AI-Powered Software License Identification


Mentors
Anupam Ghosh, HastagAB, Kaushlendra, Vasudev, SinghShreya
Organization
FOSSology
Technologies
python, pytorch, pandas, Transformers (Hugging Face)
Topics
machine learning, natural language processing, Large Language Models, Open-Source Licenses, Copyrights
One of Fossology's primary features is extracting licenses and license text from files. Traditional methods like text comparison, regular expressions, and SPDX identifiers can result in false positives, often requiring human review. This project aims to leverage recent advancements in Large Language Models (LLMs). LLMs can process text at a near-human level or beyond.
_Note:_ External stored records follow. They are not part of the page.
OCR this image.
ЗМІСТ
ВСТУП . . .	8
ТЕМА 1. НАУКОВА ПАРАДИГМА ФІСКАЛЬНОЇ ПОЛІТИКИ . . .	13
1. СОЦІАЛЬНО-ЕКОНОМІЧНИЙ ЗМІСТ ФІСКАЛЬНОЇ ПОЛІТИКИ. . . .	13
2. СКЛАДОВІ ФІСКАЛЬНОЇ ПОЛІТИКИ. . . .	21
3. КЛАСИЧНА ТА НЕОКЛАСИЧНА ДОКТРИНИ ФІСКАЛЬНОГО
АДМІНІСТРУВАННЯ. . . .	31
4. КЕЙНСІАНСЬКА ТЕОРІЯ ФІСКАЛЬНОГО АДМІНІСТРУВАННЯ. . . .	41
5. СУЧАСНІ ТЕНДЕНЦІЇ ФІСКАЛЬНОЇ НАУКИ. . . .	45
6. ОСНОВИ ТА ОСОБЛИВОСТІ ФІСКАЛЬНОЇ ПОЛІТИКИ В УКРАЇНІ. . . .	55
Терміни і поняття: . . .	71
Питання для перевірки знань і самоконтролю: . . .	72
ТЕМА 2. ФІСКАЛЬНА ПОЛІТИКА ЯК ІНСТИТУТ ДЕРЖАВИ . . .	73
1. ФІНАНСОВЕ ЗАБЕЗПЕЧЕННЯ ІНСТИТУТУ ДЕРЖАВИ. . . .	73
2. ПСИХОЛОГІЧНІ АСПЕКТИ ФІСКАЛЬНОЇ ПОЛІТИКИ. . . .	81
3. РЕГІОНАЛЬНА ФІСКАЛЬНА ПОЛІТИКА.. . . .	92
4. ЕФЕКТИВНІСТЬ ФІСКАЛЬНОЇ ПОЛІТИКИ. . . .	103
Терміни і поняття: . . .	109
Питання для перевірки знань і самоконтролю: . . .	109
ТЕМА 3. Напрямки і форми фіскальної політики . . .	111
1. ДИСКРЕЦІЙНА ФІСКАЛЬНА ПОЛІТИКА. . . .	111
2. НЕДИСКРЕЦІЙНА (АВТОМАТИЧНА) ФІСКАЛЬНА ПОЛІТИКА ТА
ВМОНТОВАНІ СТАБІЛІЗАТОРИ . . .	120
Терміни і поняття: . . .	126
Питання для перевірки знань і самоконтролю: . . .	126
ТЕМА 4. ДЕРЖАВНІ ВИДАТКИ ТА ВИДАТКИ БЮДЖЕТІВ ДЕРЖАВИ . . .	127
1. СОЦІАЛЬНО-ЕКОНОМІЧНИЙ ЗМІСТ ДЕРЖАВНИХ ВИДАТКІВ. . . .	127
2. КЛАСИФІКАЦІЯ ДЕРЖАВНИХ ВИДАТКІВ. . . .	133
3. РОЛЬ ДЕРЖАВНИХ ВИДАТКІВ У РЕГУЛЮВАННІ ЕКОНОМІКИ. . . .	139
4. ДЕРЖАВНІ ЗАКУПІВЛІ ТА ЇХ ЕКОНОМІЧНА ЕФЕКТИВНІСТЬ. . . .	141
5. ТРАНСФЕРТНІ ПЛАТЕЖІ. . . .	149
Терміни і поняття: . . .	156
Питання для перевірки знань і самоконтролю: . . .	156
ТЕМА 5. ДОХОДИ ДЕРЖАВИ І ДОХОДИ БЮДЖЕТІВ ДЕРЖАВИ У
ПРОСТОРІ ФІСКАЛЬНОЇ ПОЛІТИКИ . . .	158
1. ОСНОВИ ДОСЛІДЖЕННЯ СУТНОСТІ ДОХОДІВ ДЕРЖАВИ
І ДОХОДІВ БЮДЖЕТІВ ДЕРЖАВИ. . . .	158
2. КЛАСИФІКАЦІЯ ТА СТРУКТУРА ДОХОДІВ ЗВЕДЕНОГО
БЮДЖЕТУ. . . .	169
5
In the domain of copyrights and licenses, models like Gemini-Pro, ChatGPT-3.5, and GPT4 have demonstrated exceptional accuracy in recognizing and converting licenses into formats like SPDX. Research across various fields, including medicine and coding, indicates that smaller, domain specific LLMs can outperform larger, general-purpose models in their respective areas. For this project, we'll fine-tune a relatively small LLM with parameters in the 2-7 billion range for optimal performance in license identification and other applications. Potential models include gemma (2B or 7B), Mistral (7B variant), LLaMA-2 (7B), phi-2 (2.7B) and others. This project involves selecting the best-suited model, utilizing existing datasets for fine-tuning, experimenting with different fine-tuning techniques based on data and computational resources, and finally, deploying the refined model.